Gesetzt hat das Ziel von 1000 Gigawatt als Diskussionspunkt die Veranstalterin des Forums Neue Energiewelt, die Conexio GmbH. Als einführender Redner ordnete der Solarunternehmer Karl-Heinz Remmers die 1000 Gigawatt als ein mögliches Szenario für Deutschland ein, wenn die Photovoltaik-Branche die Energiewende würde allein schulten müssen. Besser sei es natürlich, so Remmers, wenn die Politik auch für den deutlich stärkeren Ausbau der Windenergie sorgte. Komme man hier nicht voran, so müsse den Energiebedarf für Strom, Wärme und Transport die Sonne liefern. Derzeit sind in Deutschland insgesamt etwa 55 Gigawatt Photovoltaik am Netz.

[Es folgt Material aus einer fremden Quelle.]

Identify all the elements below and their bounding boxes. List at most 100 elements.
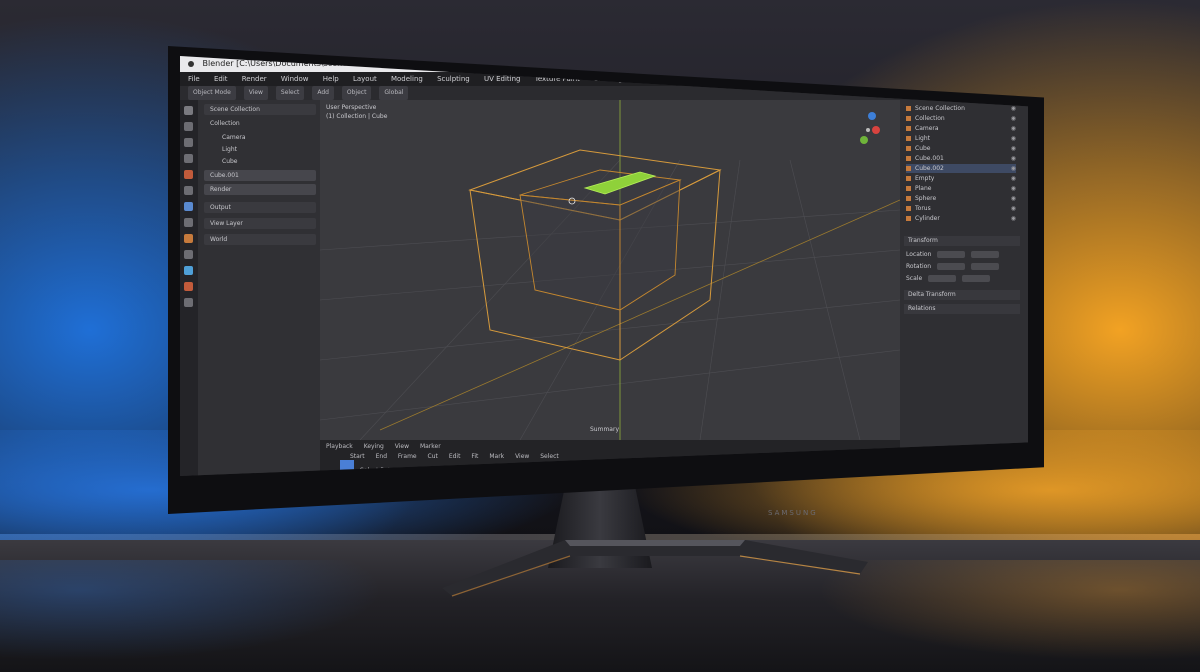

Andere Gesetze für 1000 Gigawatt PV erforderlich

Für die Photovoltaik-Branche täte sich mit einem 1000-GW-Ziel ein gigantischer Markt, aber auch eine große Herausforderung auf. Dafür müssten sich allerdings auch die Rahmenbedingungen weiter ändern. Thorsten Müller, wissenschaftlicher Leiter der Stiftung Umweltenergierecht, machte deutlich, dass für ein Ziel von 1000 Gigawatt Photovoltaik ganz andere Prozesse erforderlich seien. Diskussionen um kleine Details etwa im Erneuerbare-Energien-Gesetz seien der falsche Weg, um die notwendige Transformation des Rechts zu erreichen. Und Müller betonte, der Gesetzgeber solle gar nicht erst versuchen, alles regeln zu wollen, sondern er müsse Freiräume lassen und eröffnen.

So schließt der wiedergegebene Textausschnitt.